For the current version of the study, researchers did a genome-wide association study involving 801 individuals over the age of 100 years old from the New England Centenarian Study and 914 healthy controls from the same population. Based on findings from the discovery group, investigators developed a 281-SNP set for predicting longevity that they then tested in two more centenarian and control cohorts. The genetic signature predicted longevity with between 60 and 85 percent accuracy, they report. An additional genetic clustering analyses hinted at the potential presence of genetic sub-types within the centenarian group.

Meanwhile, researchers from Australia and the UK used a GWAS approach to begin looking at how genetics influences the maintenance of mental acuity over an individual's lifetime. The investigators genotyped samples from more than 1,900 individuals from Scottish birth cohorts who had taken standardized general intelligence tests when they were 11 years old for mental health surveys done in 1932 and 1947. Individuals took cognitive and other tests again when they were 65, 70, or 79 years old. Results from the study, published online in Nature, suggest genetic factors do contribute to changes in general intelligence as we age, though environmental factors seem to have a more pronounced effect.

"The results … strongly suggest how important the environment is helping us to stay sharp as we age," University of Queensland researcher Peter Visscher, co-corresponding author, said in a statement.

"Neither the specific genetic nor environmental factors were identified in this research," he added. "Our results provide the warrant for others and ourselves to search for those."

A University of Utah team used microsatellite genotyping to explore the genetic basis of the extensive variation found in pigeon breeds — work they outline in a Current Biology study. The researchers genotyped 360 pigeons representing 70 domestic breeds and two wild pigeon populations from Salt Lake City and Scotland. Based on their phylogenetic analyses using data at almost three-dozen microsatellite markers, the group was able to untangle relationships between the breeds and dig down to their geographic origins. The work also illustrates the processes contributing to the evolution of some pigeon traits, study authors say, opening the door for further study of the genes behind these traits.

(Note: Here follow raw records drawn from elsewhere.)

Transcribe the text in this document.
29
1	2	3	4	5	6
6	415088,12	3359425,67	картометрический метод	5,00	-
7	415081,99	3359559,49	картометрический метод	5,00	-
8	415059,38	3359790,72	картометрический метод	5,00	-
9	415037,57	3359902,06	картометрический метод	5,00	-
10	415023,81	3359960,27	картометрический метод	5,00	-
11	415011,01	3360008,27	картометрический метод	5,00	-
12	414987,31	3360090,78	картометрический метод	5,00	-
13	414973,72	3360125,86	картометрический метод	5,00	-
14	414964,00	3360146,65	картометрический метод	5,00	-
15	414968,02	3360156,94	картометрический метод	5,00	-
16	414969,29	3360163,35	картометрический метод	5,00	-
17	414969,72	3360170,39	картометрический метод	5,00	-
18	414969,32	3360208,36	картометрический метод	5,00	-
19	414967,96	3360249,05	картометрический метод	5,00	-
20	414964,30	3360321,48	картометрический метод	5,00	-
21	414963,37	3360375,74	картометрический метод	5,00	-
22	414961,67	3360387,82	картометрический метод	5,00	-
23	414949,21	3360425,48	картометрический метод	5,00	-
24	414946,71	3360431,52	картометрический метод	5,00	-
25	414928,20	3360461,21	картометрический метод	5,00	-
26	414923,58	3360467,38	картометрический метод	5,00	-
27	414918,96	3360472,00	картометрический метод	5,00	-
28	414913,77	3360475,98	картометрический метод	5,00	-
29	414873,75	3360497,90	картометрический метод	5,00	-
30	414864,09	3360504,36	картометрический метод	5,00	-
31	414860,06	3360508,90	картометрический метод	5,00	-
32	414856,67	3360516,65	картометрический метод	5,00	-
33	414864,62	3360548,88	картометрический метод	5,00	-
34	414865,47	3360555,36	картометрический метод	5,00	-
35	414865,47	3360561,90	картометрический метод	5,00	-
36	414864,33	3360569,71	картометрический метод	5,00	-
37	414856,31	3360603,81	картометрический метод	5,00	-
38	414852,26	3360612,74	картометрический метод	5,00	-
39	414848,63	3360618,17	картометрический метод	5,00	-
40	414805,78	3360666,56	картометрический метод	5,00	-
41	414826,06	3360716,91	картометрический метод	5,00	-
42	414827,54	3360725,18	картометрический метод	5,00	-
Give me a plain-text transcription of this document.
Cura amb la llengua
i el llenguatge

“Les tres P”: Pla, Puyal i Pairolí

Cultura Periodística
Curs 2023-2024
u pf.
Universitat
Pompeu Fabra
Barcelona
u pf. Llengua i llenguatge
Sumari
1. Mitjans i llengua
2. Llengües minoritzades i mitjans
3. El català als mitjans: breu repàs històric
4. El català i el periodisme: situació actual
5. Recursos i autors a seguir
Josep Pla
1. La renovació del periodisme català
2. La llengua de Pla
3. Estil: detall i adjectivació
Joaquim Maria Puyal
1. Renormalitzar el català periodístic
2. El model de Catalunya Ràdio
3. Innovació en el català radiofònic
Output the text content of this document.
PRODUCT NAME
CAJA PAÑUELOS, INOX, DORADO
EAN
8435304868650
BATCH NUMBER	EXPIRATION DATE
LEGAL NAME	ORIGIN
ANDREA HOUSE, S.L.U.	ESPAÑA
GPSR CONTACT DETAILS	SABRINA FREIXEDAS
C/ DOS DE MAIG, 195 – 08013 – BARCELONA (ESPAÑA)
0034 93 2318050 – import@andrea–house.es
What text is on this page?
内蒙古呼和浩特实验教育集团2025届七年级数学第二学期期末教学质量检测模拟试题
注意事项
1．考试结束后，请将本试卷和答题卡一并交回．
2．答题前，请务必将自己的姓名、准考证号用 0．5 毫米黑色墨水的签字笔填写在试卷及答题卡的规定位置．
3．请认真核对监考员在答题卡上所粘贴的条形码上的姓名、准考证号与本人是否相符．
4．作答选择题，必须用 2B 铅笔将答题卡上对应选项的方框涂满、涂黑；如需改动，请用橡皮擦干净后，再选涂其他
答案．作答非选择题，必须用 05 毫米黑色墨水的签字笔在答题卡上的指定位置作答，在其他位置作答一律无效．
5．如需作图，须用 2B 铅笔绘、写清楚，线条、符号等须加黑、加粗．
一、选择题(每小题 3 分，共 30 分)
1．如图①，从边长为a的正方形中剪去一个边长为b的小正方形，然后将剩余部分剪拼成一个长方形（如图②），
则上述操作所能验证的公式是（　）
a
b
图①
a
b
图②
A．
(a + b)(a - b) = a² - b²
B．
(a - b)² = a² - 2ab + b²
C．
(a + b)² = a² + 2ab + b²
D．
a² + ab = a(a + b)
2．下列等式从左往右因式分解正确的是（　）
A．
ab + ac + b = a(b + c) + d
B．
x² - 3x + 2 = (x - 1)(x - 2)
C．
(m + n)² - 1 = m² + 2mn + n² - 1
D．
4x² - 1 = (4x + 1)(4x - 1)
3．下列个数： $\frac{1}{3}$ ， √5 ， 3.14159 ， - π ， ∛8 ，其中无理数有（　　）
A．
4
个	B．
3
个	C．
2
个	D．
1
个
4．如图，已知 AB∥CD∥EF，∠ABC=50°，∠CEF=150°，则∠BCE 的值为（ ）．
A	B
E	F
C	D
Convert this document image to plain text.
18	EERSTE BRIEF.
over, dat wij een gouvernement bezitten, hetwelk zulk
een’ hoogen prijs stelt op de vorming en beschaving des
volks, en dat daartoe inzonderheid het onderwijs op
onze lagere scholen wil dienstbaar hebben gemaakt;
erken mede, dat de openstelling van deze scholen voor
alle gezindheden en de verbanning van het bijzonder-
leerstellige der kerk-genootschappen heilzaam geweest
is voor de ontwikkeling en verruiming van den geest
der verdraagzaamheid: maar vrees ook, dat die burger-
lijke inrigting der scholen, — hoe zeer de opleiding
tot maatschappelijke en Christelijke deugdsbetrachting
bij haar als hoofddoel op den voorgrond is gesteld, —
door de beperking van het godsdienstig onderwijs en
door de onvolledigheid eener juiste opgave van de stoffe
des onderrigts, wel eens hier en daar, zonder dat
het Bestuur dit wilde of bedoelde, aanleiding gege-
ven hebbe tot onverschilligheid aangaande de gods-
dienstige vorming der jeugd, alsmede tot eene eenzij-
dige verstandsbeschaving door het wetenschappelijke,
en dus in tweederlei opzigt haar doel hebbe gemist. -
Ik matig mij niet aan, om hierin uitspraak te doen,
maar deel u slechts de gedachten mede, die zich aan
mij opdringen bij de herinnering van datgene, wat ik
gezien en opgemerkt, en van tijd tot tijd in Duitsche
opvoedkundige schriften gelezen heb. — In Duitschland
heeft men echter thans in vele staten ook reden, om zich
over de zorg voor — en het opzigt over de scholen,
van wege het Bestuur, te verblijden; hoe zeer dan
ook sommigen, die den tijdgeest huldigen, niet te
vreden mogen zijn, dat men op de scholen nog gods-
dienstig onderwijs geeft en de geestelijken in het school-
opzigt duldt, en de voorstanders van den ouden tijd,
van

"Most people think of pigeons as rats of the sky, but domestic pigeon breeds are wonderfully diverse," University of Utah biologist Michael Shapiro, the study's corresponding author, said in a statement.

"The striking differences we see between breeds within this single species are characteristic of the types of differences we typically see between species," he added. "Our hope is that by understanding the genes that control pigeon diversity, we'll have a great starting point to understand diversity in the wild."

Genomics In The Journals is a weekly feature pointing readers to select, recently published articles involving genomics and related research.